Fora de campo, os alemães também ocupam posição de destaque na resposta ao HIV. Segundo o Unaids, cerca de 97 mil pessoas vivem com o vírus no país. Destas, 93% conhecem seu diagnóstico, 98% estão em tratamento e 95% alcançaram supressão viral, indicadores que colocam a Alemanha muito próxima das metas globais “95-95-95”. Em 2023, foram registrados cerca de 2,2 mil novos diagnósticos.

Além dos resultados domésticos, a Alemanha desempenha papel importante no financiamento da resposta global ao HIV. Em 2025, o país ampliou sua contribuição ao Unaids e reafirmou o compromisso de investir € 1 bilhão no Fundo Global de Combate à Aids, Tuberculose e Malária.

Do outro lado estará uma das seleções africanas em melhor fase. A Costa do Marfim estreou com vitória sobre o Equador e busca uma classificação histórica para a fase eliminatória. Tricampeã da Copa Africana de Nações, a equipe vive um momento de afirmação dentro do cenário internacional.

No entanto, o país ainda convive com uma das maiores epidemias da África Ocidental. Cerca de 410 mil pessoas vivem com HIV em território marfinense, onde a prevalência entre adultos é de 2%. Apesar dos avanços recentes, a epidemia continua classificada como generalizada.

As mulheres são as mais afetadas, representando aproximadamente 60% dos novos diagnósticos. Outro desafio é a transmissão vertical. Atualmente, cerca de 9% dos bebês nascidos de mães vivendo com HIV adquirem o vírus, índice considerado elevado diante das metas internacionais de eliminação da transmissão de mãe para filho.

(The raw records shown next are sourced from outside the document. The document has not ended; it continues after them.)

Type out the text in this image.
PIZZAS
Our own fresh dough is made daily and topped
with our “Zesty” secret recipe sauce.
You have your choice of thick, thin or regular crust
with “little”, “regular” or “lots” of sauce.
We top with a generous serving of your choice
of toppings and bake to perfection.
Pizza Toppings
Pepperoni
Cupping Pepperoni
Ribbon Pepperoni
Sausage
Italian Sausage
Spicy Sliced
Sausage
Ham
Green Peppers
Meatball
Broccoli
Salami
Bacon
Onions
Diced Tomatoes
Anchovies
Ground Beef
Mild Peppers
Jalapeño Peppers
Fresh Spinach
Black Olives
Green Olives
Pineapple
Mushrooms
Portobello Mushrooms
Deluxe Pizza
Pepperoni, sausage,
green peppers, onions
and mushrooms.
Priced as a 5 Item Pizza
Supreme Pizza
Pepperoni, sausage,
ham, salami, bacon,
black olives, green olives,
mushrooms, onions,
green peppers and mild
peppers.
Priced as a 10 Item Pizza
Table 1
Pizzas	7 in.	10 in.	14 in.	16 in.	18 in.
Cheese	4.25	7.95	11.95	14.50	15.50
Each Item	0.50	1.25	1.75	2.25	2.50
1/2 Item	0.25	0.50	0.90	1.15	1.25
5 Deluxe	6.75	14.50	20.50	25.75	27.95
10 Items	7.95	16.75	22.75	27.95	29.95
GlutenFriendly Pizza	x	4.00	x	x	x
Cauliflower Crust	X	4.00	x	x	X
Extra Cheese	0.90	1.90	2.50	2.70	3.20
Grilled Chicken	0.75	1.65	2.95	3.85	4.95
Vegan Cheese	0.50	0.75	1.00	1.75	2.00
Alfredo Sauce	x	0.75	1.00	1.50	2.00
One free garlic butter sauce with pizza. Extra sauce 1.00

Ainda assim, a Costa do Marfim vem registrando avanços importantes. Com apoio internacional, o país ampliou o acesso à testagem, ao tratamento antirretroviral e à PrEP, acumulando quase 39 mil adesões à profilaxia pré-exposição no sistema público de saúde.

Equador e Curaçao lutam pela sobrevivência

No segundo jogo do dia, Equador e Curaçao entram em campo sabendo que uma nova derrota pode significar adeus precoce ao Mundial.

O Equador chega pressionado após a derrota para a Costa do Marfim, mas carrega uma trajetória consistente na resposta ao HIV. O país tem cerca de 52 mil pessoas vivendo com o vírus e registrou 1.900 novas infecções em 2024. Atualmente, 92% das pessoas vivendo com HIV conhecem seu diagnóstico, 89% recebem tratamento e 92% atingiram supressão viral.

Nos últimos anos, o governo equatoriano ampliou o acesso à PrEP e fortaleceu as políticas de prevenção. O tratamento é oferecido gratuitamente pelo sistema público de saúde, tanto para cidadãos equatorianos quanto para estrangeiros residentes.

Apesar dos avanços, o estigma segue sendo um dos principais obstáculos. Homens que fazem sexo com homens e mulheres trans permanecem entre os grupos mais afetados pela epidemia, com prevalências significativamente superiores às observadas na população geral.

Já Curaçao, uma das grandes surpresas desta Copa, enfrenta uma realidade diferente. Com população de cerca de 150 mil habitantes, a ilha caribenha tem aproximadamente 990 pessoas vivendo com HIV. O número de novos diagnósticos é relativamente baixo, mas organizações locais alertam para os riscos dos diagnósticos tardios e da interrupção dos tratamentos.

O principal desafio é o estigma. Segundo organizações da sociedade civil, o preconceito continua afastando parte da população dos serviços de saúde, dificultando a testagem e a continuidade do cuidado. Embora o território ofereça gratuitamente testes, PrEP e tratamento antirretroviral, ainda existem poucos dados oficiais sobre a adesão a essas estratégias.

No futebol, a classificação será definida em 90 minutos. Na resposta ao HIV, porém, os resultados dependem de investimentos contínuos, acesso à saúde, combate ao preconceito e compromisso político — uma disputa que continua muito depois do apito final.